私は、平和とは単に戦いがない状態を指すのではなく、貧困、飢餓、病気、そして差別がなく、人々が安全に安心して暮らせる状態だと思っています。その一つの象徴が「笑顔」です。本校のよさこい部やフラ・タヒチアンダンス同好会等の生徒に、一番大事なものは笑顔だよと言っている理由はそこにあります。自分たちが笑顔でなければ、周りの人に笑顔を届けることはできないと思っています。

話が逸れそうですので戻します。

明日の発表会では被爆体験伝承講話がありますので、戦争にもたらすものについて考えてみましょう。

総力戦という言葉を知っていますか。

世界史を学んだ人なら、第1次、第2次世界大戦で出てくるので覚えている人も多いと思います。総力戦とは、国家の総力を結集した戦争のことで、第1次、第2次世界大戦では、単に交戦国の軍隊が戦うだけでなく,互いにその経済,文化,思想,宣伝などあらゆる部門を戦争目的のために再編し,国民生活を統制して国家のすべての能力を戦争目的に動員して戦う戦術がとられました。すべてが戦争を遂行するために統制されるわけですから、物資の生産も、思想も、戦争のために統制されるようになります。すべての工場が武器を開発、生産し、すべてのメディアが戦争遂行のために使われることになるのです。総力戦になると、戦争の勝敗を左右するのが兵士、武器、物資の補給となります。兵士を補給し、武器や物資を生産するのは非武装地代である普通の都市や村落です。そのため、戦争を有利にするためには、航空機を利用して制空権を掌握し、その補給拠点、生産拠点である普通の都市や村落に空爆を繰り返すのです。その空爆のため、港湾、空港、工場だけでなく、普通の集落も焼け野原となっていきます。広島、長崎では、最新の大量破壊兵器である原爆が投下されました。このように、総力戦となった戦争では、前線で兵士が犠牲となるだけでなく、非武装地帯である都市・村落も破壊、人々が犠牲者となっていくのです。
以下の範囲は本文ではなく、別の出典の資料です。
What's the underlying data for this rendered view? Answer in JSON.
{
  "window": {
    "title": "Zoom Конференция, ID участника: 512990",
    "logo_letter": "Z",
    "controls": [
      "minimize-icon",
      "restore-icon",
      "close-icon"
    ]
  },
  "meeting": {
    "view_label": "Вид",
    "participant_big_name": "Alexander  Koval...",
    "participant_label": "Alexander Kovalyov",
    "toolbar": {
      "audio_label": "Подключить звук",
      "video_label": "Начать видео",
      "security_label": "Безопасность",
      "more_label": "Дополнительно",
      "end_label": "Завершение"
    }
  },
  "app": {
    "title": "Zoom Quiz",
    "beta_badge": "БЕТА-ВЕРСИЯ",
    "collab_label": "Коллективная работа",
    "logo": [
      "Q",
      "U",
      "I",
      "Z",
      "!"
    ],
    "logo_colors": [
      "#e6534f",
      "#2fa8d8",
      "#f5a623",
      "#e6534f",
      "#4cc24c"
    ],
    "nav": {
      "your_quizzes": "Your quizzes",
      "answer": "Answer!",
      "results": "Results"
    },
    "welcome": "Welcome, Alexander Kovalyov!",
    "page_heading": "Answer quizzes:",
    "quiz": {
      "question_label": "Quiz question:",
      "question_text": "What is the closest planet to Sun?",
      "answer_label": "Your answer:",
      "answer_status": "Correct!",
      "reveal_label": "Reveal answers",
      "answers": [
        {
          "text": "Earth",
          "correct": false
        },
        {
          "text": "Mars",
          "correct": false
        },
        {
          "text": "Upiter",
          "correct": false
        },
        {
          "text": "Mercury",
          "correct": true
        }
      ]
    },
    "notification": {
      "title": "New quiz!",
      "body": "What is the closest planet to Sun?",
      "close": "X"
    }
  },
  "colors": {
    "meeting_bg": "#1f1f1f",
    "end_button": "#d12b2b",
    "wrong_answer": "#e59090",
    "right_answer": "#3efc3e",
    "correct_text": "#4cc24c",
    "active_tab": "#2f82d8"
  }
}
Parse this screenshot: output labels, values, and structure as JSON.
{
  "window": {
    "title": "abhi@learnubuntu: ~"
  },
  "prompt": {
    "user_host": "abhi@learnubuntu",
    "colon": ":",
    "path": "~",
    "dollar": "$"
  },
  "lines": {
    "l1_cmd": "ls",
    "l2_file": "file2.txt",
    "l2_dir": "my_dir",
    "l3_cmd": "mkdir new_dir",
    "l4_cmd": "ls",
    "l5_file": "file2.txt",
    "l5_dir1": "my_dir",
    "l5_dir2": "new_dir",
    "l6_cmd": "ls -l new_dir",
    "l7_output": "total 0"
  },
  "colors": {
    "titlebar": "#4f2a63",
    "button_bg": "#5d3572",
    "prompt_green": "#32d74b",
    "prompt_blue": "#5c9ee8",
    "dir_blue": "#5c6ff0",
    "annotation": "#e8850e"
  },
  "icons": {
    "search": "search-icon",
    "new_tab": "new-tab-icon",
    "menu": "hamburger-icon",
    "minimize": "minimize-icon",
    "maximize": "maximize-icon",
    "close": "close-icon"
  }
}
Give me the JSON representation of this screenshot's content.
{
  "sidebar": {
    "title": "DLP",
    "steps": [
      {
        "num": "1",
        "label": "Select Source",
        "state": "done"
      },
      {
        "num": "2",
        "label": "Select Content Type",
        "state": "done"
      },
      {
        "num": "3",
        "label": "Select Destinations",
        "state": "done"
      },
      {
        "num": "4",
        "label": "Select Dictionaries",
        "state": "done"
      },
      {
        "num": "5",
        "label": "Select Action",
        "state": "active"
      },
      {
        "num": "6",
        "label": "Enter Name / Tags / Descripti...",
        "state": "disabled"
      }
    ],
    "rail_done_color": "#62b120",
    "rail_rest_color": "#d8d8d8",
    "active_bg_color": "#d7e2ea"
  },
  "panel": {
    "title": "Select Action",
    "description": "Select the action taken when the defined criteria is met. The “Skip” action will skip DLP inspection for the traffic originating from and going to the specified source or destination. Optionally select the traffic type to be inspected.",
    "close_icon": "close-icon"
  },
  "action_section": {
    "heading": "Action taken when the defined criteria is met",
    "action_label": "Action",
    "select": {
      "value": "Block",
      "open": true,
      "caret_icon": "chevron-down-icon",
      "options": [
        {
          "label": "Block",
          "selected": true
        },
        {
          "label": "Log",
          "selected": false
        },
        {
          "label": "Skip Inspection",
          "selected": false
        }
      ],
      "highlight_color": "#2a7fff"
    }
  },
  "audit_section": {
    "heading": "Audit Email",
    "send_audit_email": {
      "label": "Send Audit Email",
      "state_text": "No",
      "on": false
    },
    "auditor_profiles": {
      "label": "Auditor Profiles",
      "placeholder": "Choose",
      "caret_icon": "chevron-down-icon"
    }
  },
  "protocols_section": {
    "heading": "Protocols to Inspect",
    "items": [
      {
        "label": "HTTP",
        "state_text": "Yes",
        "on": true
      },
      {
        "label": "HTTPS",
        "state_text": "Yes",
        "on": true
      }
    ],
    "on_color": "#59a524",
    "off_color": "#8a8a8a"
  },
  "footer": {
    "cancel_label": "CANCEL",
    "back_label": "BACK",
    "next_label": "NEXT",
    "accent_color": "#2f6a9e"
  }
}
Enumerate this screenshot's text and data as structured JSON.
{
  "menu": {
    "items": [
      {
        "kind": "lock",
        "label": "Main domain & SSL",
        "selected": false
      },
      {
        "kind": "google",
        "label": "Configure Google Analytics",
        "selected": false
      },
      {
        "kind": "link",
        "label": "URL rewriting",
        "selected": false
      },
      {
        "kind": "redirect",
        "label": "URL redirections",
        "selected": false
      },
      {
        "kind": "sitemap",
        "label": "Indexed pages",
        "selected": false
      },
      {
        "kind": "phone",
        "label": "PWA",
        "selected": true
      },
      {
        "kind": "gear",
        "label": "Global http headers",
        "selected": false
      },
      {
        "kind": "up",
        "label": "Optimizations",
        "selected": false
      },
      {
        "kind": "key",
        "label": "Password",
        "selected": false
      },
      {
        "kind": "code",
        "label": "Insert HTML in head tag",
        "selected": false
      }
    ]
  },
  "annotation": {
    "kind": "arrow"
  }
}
その総力戦は、核兵器の出現により、全面的な戦争がしづらくなって終了したと言われています。

では、戦争は何をもたらすでしょうか。

単に兵士だけの犠牲だけではありません。兵士ではない一般の市民が、空爆により、そして広島や長崎では原爆により、恐怖を味わうとともに多くの犠牲がでています。そして、焼け野原となった都市では社会機能は失われ、人々は貧困、飢餓に巻き込まれることになります。広島、長崎の人たちは、その後、放射能にも悩まされました。また、負傷した兵士や広島、長崎の人々は偏見にも悩まされたことでしょう。

このように、戦争がもたらすものは一つではありません。戦争がもたらすものは、重層的な苦難です。だから、戦争が終了しても、未来を描くことができない社会だけが残され、復興に多くの時間と労力が必要となってくるのです。これが戦争のもたらすものだと考えます。

しかし、もう一つ忘れてはいけないことがあります。「十五年戦争」の舞台となったのは、中国、朝鮮、東南アジアの国々であったことです。戦争の舞台となった地域はより大きな被害を受けたことを見逃してはいけません。